After two years of attempting to make additional late-night busing happen, the Minnesota Student Association plans to try the service by mid-semester. Although the MSA-run and sponsored trial will continue only as long as the $6,500 it allotted for the pilot program lasts, it might be enough time to determine whether the service is needed.
If MSA deems the trial a success, MSA will need to create a plan to defend the program’s continuation and come up with long-term funding for it. We see valid safety reasons for the service but also have concerns with it.
The East Bank and Washington Avenue Bridge circulators stop at 4:45 p.m., leaving thousands of night-class students without bus service in parts of campus. MSA tentatively plans to provide service from 5 p.m. to 12:30 a.m. Monday through Wednesday with a 2 a.m. extension Thursday through Saturday. Because some libraries on weekdays close at midnight and campus bus services stop at that same time, MSA would provide an extra half-hour of service for library users. MSA’s trial might or might not prove a definite need for the evening service, but there are probably valid reasons why Parking and Transportation Services chose not to fill these weekday gaps.

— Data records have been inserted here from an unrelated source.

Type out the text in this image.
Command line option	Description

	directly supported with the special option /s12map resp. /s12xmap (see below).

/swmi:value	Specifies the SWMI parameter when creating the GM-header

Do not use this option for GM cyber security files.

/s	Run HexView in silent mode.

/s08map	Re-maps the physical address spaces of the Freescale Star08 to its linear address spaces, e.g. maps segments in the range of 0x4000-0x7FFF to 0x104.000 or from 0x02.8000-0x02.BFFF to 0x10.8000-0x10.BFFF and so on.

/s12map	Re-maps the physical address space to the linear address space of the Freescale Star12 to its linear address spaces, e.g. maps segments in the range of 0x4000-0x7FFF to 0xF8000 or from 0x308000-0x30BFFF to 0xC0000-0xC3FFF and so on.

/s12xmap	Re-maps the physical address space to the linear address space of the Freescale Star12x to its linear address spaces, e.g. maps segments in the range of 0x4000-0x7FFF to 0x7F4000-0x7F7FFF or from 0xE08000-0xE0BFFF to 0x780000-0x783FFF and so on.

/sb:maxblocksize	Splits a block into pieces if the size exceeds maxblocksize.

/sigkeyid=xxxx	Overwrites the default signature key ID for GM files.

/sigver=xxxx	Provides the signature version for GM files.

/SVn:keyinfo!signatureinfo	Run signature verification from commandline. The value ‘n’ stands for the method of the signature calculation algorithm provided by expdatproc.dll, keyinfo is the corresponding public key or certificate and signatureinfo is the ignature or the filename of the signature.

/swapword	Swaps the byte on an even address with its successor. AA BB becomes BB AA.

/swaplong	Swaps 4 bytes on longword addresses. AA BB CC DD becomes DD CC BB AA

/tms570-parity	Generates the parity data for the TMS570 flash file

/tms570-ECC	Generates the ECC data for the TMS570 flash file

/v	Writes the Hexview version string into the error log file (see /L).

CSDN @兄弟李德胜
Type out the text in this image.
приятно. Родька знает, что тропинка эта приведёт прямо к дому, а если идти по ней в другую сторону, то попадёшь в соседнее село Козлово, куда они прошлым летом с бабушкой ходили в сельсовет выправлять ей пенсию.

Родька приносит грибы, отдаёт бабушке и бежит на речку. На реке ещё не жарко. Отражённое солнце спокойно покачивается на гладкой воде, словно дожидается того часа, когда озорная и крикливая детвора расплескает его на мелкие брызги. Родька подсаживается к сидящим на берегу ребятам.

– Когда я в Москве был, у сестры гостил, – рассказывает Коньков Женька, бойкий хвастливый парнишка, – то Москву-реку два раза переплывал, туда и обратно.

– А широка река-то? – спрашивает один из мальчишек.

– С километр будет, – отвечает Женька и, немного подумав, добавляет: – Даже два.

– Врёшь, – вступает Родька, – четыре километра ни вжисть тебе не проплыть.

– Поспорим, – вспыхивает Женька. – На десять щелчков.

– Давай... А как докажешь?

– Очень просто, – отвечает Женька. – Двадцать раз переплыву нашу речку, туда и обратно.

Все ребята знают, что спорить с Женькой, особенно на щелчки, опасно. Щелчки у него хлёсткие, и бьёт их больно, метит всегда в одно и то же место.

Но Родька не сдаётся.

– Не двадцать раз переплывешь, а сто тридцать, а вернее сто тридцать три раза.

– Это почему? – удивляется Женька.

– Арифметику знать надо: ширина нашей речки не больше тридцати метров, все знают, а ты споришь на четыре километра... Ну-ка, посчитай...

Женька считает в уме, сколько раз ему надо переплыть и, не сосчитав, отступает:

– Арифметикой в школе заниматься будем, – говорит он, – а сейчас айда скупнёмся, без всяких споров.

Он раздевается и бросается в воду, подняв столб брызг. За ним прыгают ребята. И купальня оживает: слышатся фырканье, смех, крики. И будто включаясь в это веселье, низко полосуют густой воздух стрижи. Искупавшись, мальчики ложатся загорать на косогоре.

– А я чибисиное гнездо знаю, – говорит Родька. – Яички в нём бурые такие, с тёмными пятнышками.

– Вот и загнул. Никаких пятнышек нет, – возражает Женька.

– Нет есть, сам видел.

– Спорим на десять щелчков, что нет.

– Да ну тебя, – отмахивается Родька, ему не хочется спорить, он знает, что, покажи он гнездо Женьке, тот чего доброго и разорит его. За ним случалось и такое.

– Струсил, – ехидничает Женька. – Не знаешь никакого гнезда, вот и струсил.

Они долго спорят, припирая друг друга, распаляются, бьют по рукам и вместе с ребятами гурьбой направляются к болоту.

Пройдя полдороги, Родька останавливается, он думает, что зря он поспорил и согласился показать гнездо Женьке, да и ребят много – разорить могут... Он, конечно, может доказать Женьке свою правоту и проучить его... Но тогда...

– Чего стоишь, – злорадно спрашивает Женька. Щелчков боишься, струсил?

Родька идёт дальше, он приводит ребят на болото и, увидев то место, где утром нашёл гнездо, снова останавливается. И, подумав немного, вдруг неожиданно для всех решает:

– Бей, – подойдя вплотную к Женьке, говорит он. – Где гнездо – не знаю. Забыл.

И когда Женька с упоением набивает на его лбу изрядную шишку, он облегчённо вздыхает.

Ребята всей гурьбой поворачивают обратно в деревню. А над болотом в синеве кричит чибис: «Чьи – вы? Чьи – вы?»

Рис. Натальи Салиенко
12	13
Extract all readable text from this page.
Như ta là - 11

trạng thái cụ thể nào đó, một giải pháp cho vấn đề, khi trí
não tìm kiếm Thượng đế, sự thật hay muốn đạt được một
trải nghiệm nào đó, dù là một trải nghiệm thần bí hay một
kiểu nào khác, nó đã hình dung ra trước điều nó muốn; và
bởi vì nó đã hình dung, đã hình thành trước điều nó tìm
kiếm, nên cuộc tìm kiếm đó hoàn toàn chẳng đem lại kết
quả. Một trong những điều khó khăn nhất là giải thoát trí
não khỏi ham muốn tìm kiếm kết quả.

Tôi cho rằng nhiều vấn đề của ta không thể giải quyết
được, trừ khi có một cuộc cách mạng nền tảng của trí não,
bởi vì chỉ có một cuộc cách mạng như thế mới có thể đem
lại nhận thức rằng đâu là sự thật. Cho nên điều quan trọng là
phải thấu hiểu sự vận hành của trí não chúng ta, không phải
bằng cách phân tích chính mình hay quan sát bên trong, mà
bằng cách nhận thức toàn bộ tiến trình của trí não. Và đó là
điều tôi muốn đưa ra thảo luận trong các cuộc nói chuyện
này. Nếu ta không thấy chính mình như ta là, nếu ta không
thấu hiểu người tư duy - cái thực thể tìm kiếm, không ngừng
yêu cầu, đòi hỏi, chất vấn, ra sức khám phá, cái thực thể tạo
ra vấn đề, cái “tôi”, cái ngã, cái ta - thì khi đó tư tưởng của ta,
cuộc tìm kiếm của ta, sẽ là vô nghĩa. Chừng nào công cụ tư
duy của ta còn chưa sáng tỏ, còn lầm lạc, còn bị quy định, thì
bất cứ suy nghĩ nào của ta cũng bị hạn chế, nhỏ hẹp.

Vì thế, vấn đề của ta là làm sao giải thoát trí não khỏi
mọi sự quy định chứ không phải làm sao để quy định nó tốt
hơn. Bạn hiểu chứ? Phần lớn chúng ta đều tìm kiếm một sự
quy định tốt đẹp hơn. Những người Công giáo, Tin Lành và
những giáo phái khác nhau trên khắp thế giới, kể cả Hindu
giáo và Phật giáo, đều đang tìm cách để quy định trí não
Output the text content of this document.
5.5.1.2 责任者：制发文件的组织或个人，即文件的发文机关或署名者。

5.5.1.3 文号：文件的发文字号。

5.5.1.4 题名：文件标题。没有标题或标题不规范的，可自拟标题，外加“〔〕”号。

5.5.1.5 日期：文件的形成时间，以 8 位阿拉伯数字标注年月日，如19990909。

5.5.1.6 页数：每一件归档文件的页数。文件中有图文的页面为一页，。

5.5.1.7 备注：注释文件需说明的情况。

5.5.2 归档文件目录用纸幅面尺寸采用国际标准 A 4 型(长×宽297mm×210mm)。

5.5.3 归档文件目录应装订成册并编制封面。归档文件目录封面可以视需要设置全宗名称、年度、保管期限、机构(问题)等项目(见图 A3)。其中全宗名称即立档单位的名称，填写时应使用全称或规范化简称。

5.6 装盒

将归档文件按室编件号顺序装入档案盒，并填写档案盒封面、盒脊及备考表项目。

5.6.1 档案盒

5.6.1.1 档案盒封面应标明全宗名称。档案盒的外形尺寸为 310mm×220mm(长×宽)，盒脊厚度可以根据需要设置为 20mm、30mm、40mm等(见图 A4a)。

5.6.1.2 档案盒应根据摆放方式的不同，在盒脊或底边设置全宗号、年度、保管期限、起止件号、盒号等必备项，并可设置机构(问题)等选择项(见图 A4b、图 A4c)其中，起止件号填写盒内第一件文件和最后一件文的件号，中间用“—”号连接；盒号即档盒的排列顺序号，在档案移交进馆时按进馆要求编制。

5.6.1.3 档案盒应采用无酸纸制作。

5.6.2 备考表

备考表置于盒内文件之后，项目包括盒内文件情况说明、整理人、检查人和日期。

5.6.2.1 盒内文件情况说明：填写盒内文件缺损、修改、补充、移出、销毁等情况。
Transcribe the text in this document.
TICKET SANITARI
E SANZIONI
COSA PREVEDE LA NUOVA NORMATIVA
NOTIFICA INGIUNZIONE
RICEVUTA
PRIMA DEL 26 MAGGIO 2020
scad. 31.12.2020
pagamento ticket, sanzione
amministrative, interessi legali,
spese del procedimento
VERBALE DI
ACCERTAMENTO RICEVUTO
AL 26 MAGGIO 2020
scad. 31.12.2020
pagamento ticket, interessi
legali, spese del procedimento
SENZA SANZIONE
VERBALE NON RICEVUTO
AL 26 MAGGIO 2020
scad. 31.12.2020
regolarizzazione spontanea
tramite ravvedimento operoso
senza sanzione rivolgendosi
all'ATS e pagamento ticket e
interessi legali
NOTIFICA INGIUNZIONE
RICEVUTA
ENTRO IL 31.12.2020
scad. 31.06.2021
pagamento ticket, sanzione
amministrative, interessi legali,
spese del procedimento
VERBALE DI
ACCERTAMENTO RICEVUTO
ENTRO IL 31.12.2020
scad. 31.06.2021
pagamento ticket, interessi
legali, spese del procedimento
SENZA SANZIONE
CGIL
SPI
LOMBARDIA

Perhaps a larger concern is the student demand for post-midnight service that is arguably more MSA’s responsibility than Parking and Transportation Services’. MSA is unsure whether First Student can even provide drivers until 2 a.m., however. If it cannot, MSA should reconsider whether to provide late-night service at all. Additionally, with each bus costing at least $54 an hour, MSA might not be able to afford two, as it ideally wants. This would mean students might wait half an hour for a bus. In freezing weather, would-be users might just choose to walk.
A final concern MSA must address is practicality. With a bus, students still have to get to and from the bus stop. Campus escorts can walk a person right to the door. How many more of them could be hired for the price of one or two buses?